ASTTransform automatically loads your transformations at compile time. As such, we expect your files to be located at a known path.

Transformations are required using the following scheme, i.e. for MyNamespace::MyTransformation, it will make the following call, so your file must be placed accordingly for ASTTransform to find it:

require 'my_namespace/my_transformation'

Processing each node

To do some processing on each node, override the process_node private method. If you do this, make sure to also process the children nodes if required.

require 'ast_transform/abstract_transformation'

class MyTransformation < ASTTransformation::AbstractTransformation
  private

  def process_node(node)
    # ... processing
    node.updated(nil, process_all(node.children))
  end
end

In the above, node#updated allows updating the node, either its type or its children. Each node is immutable, so updating nodes requires recursively re-creating the tree from the deepest modified nodes.
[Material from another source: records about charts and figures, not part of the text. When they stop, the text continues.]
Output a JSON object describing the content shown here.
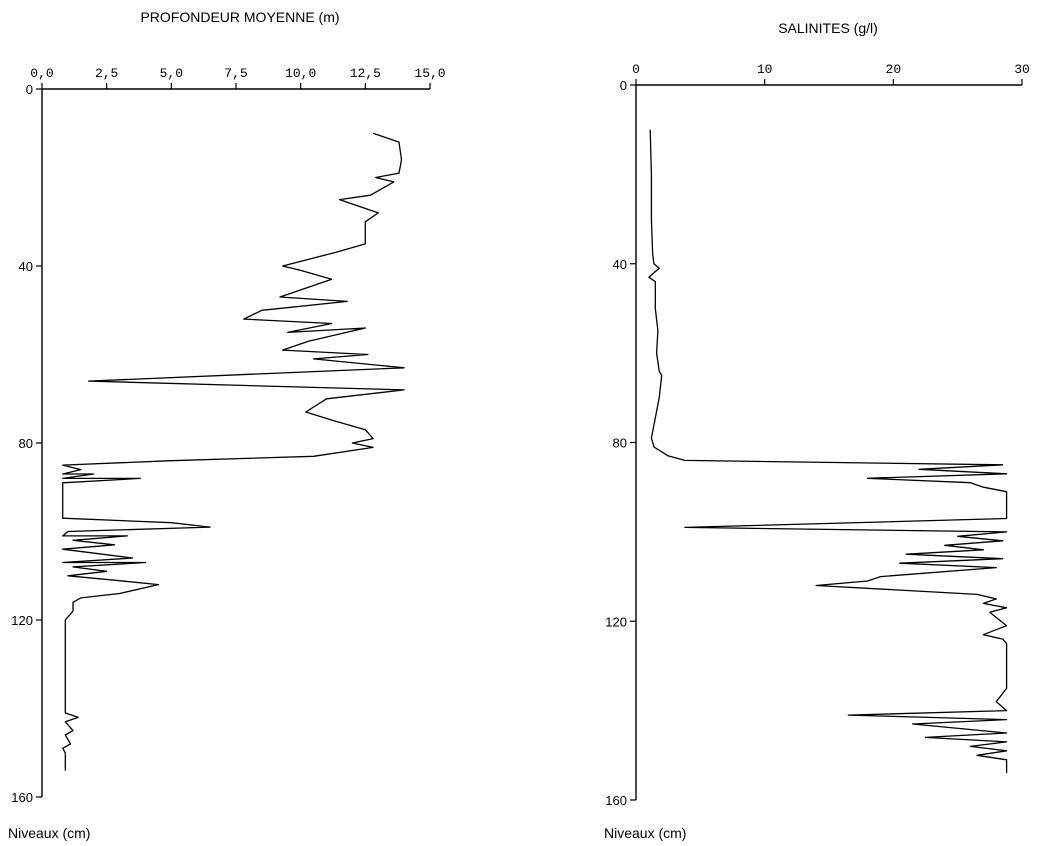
{
  "chart_data": [
    {
      "type": "line",
      "orientation": "vertical-profile",
      "x_label": "PROFONDEUR MOYENNE (m)",
      "y_label": "Niveaux (cm)",
      "xlim": [
        0,
        15
      ],
      "ylim": [
        0,
        160
      ],
      "x_ticks": [
        0,
        2.5,
        5,
        7.5,
        10,
        12.5,
        15
      ],
      "x_tick_labels": [
        "0,0",
        "2,5",
        "5,0",
        "7,5",
        "10,0",
        "12,5",
        "15,0"
      ],
      "y_ticks": [
        0,
        40,
        80,
        120,
        160
      ],
      "y_tick_labels": [
        "0",
        "40",
        "80",
        "120",
        "160"
      ],
      "x_axis_position": "top",
      "grid": false,
      "series": [
        {
          "points": [
            [
              12.8,
              10
            ],
            [
              13.8,
              12
            ],
            [
              13.9,
              16
            ],
            [
              13.8,
              19
            ],
            [
              12.9,
              20
            ],
            [
              13.6,
              21
            ],
            [
              12.7,
              24
            ],
            [
              11.5,
              25
            ],
            [
              13.0,
              28
            ],
            [
              12.5,
              30
            ],
            [
              12.5,
              35
            ],
            [
              11.3,
              37
            ],
            [
              9.3,
              40
            ],
            [
              10.0,
              41
            ],
            [
              11.2,
              43
            ],
            [
              9.2,
              47
            ],
            [
              11.8,
              48
            ],
            [
              8.5,
              50
            ],
            [
              7.8,
              52
            ],
            [
              11.2,
              53
            ],
            [
              9.5,
              55
            ],
            [
              12.5,
              54
            ],
            [
              10.3,
              57
            ],
            [
              9.3,
              59
            ],
            [
              12.6,
              60
            ],
            [
              10.5,
              61
            ],
            [
              14.0,
              63
            ],
            [
              1.8,
              66
            ],
            [
              14.0,
              68
            ],
            [
              11.0,
              70
            ],
            [
              10.2,
              73
            ],
            [
              11.3,
              75
            ],
            [
              12.5,
              77
            ],
            [
              12.8,
              79
            ],
            [
              12.0,
              80
            ],
            [
              12.8,
              81
            ],
            [
              10.5,
              83
            ],
            [
              5.0,
              84
            ],
            [
              0.8,
              85
            ],
            [
              1.5,
              86
            ],
            [
              0.8,
              87
            ],
            [
              2.0,
              87
            ],
            [
              0.8,
              88
            ],
            [
              3.8,
              88
            ],
            [
              0.8,
              89
            ],
            [
              0.8,
              97
            ],
            [
              5.0,
              98
            ],
            [
              6.5,
              99
            ],
            [
              1.0,
              100
            ],
            [
              0.8,
              101
            ],
            [
              3.3,
              101
            ],
            [
              1.2,
              102
            ],
            [
              2.8,
              103
            ],
            [
              0.8,
              104
            ],
            [
              3.5,
              106
            ],
            [
              0.8,
              107
            ],
            [
              4.0,
              107
            ],
            [
              1.2,
              108
            ],
            [
              2.5,
              109
            ],
            [
              1.0,
              110
            ],
            [
              2.8,
              111
            ],
            [
              4.5,
              112
            ],
            [
              3.0,
              114
            ],
            [
              1.5,
              115
            ],
            [
              1.2,
              116
            ],
            [
              1.2,
              118
            ],
            [
              0.9,
              120
            ],
            [
              0.9,
              141
            ],
            [
              1.4,
              142
            ],
            [
              0.9,
              143
            ],
            [
              1.2,
              145
            ],
            [
              0.9,
              146
            ],
            [
              1.1,
              148
            ],
            [
              0.8,
              149
            ],
            [
              0.9,
              150
            ],
            [
              0.9,
              154
            ]
          ]
        }
      ]
    },
    {
      "type": "line",
      "orientation": "vertical-profile",
      "x_label": "SALINITES (g/l)",
      "y_label": "Niveaux (cm)",
      "xlim": [
        0,
        30
      ],
      "ylim": [
        0,
        160
      ],
      "x_ticks": [
        0,
        10,
        20,
        30
      ],
      "x_tick_labels": [
        "0",
        "10",
        "20",
        "30"
      ],
      "y_ticks": [
        0,
        40,
        80,
        120,
        160
      ],
      "y_tick_labels": [
        "0",
        "40",
        "80",
        "120",
        "160"
      ],
      "x_axis_position": "top",
      "grid": false,
      "series": [
        {
          "points": [
            [
              1.1,
              10
            ],
            [
              1.2,
              20
            ],
            [
              1.2,
              30
            ],
            [
              1.3,
              38
            ],
            [
              1.4,
              40
            ],
            [
              1.8,
              41
            ],
            [
              1.0,
              43
            ],
            [
              1.5,
              44
            ],
            [
              1.5,
              50
            ],
            [
              1.7,
              55
            ],
            [
              1.6,
              60
            ],
            [
              1.8,
              64
            ],
            [
              2.0,
              65
            ],
            [
              1.8,
              70
            ],
            [
              1.6,
              73
            ],
            [
              1.4,
              76
            ],
            [
              1.2,
              79
            ],
            [
              1.4,
              81
            ],
            [
              2.5,
              83
            ],
            [
              3.8,
              84
            ],
            [
              28.5,
              85
            ],
            [
              22.0,
              86
            ],
            [
              28.8,
              87
            ],
            [
              18.0,
              88
            ],
            [
              26.0,
              89
            ],
            [
              27.0,
              90
            ],
            [
              28.8,
              91
            ],
            [
              28.8,
              97
            ],
            [
              3.8,
              99
            ],
            [
              28.8,
              100
            ],
            [
              25.0,
              101
            ],
            [
              28.5,
              102
            ],
            [
              24.0,
              103
            ],
            [
              27.0,
              104
            ],
            [
              21.0,
              105
            ],
            [
              28.5,
              106
            ],
            [
              20.5,
              107
            ],
            [
              28.0,
              108
            ],
            [
              19.0,
              110
            ],
            [
              18.0,
              111
            ],
            [
              14.0,
              112
            ],
            [
              26.5,
              114
            ],
            [
              28.0,
              115
            ],
            [
              27.0,
              116
            ],
            [
              28.8,
              117
            ],
            [
              27.5,
              118
            ],
            [
              28.8,
              121
            ],
            [
              27.0,
              123
            ],
            [
              28.5,
              124
            ],
            [
              28.8,
              125
            ],
            [
              28.8,
              135
            ],
            [
              28.0,
              138
            ],
            [
              28.8,
              140
            ],
            [
              16.5,
              141
            ],
            [
              28.8,
              142
            ],
            [
              21.5,
              143
            ],
            [
              28.8,
              145
            ],
            [
              22.5,
              146
            ],
            [
              28.8,
              147
            ],
            [
              26.0,
              148
            ],
            [
              28.8,
              149
            ],
            [
              26.5,
              150
            ],
            [
              28.8,
              151
            ],
            [
              28.8,
              154
            ]
          ]
        }
      ]
    }
  ]
}
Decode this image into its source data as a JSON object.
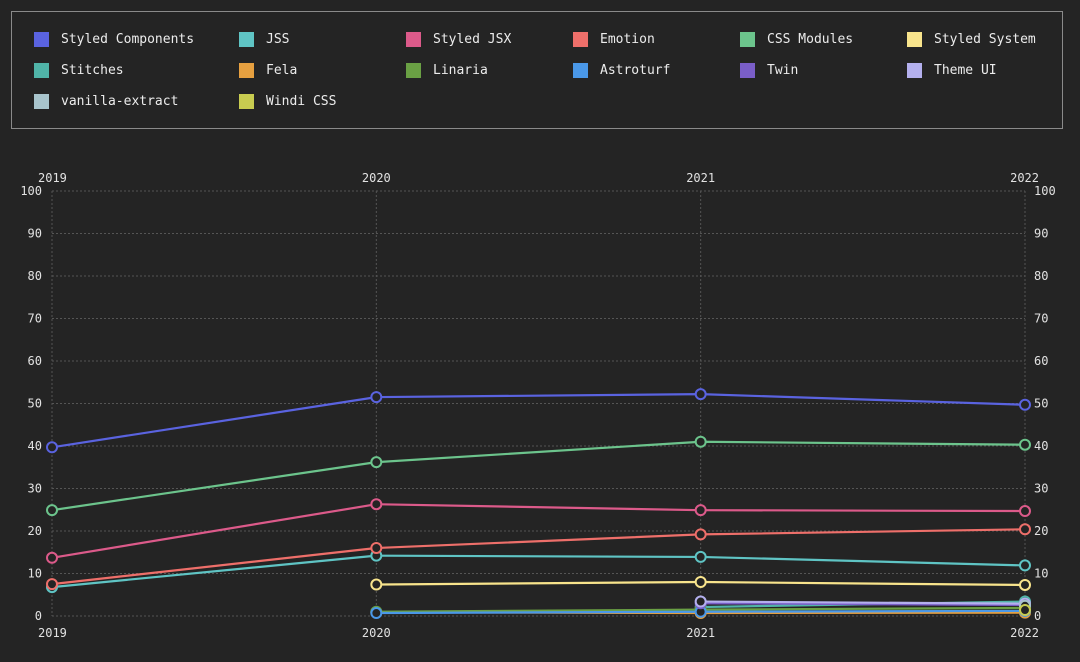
{
  "chart_data": {
    "type": "line",
    "x": [
      "2019",
      "2020",
      "2021",
      "2022"
    ],
    "ylim": [
      0,
      100
    ],
    "yticks": [
      "0",
      "10",
      "20",
      "30",
      "40",
      "50",
      "60",
      "70",
      "80",
      "90",
      "100"
    ],
    "grid": true,
    "legend_position": "top",
    "series": [
      {
        "name": "Styled Components",
        "color": "#5a63e0",
        "values": [
          39.7,
          51.5,
          52.2,
          49.7
        ]
      },
      {
        "name": "JSS",
        "color": "#5fc4c4",
        "values": [
          6.8,
          14.2,
          13.9,
          11.9
        ]
      },
      {
        "name": "Styled JSX",
        "color": "#dc5a8a",
        "values": [
          13.7,
          26.3,
          24.9,
          24.7
        ]
      },
      {
        "name": "Emotion",
        "color": "#ee6f6a",
        "values": [
          7.5,
          16.0,
          19.2,
          20.4
        ]
      },
      {
        "name": "CSS Modules",
        "color": "#6cc48c",
        "values": [
          24.9,
          36.2,
          41.0,
          40.3
        ]
      },
      {
        "name": "Styled System",
        "color": "#f8e48c",
        "values": [
          null,
          7.4,
          8.0,
          7.3
        ]
      },
      {
        "name": "Stitches",
        "color": "#50b4a8",
        "values": [
          null,
          null,
          2.1,
          3.4
        ]
      },
      {
        "name": "Fela",
        "color": "#e6a040",
        "values": [
          null,
          0.9,
          0.7,
          0.8
        ]
      },
      {
        "name": "Linaria",
        "color": "#6aa044",
        "values": [
          null,
          1.0,
          1.5,
          1.9
        ]
      },
      {
        "name": "Astroturf",
        "color": "#4a98e8",
        "values": [
          null,
          0.7,
          1.0,
          1.2
        ]
      },
      {
        "name": "Twin",
        "color": "#7a5ec8",
        "values": [
          null,
          null,
          3.0,
          2.6
        ]
      },
      {
        "name": "Theme UI",
        "color": "#b4b0ee",
        "values": [
          null,
          null,
          3.4,
          2.9
        ]
      },
      {
        "name": "vanilla-extract",
        "color": "#a8c4cc",
        "values": [
          null,
          null,
          null,
          2.4
        ]
      },
      {
        "name": "Windi CSS",
        "color": "#c8cc50",
        "values": [
          null,
          null,
          null,
          1.4
        ]
      }
    ]
  }
}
Passing nil as the first argument keeps the same node type.

Processing on certain types of nodes only

The ast gem uses a pattern in which a Transformation may implement a method matching a node type, i.e. on_class, on_send, on_lvar, etc... This is very useful when transformations should process all nodes of this type.

Parameterizable transformations

If you want your transformation to be customizable, accept the parameters in the constructor. The annotation can the be changed accordingly:

class FooTransformation < ASTTransform::AbstractTransformation
  def initialize(param1, params2: false)
    # ...
  end

  # ...
end

transform!(FooTransformation.new(param1, param2: true))
class Foo
  # ...
end

Development

After checking out the repo, run bin/setup to install dependencies. Then, run rake test to run the tests. You can also run bin/console for an interactive prompt that will allow you to experiment.

To install this gem onto your local machine, run bundle exec rake install. To release a new version, update the version number in version.rb, and then run bundle exec rake release, which will create a git tag for the version, push git commits and tags, and push the .gem file to rubygems.org.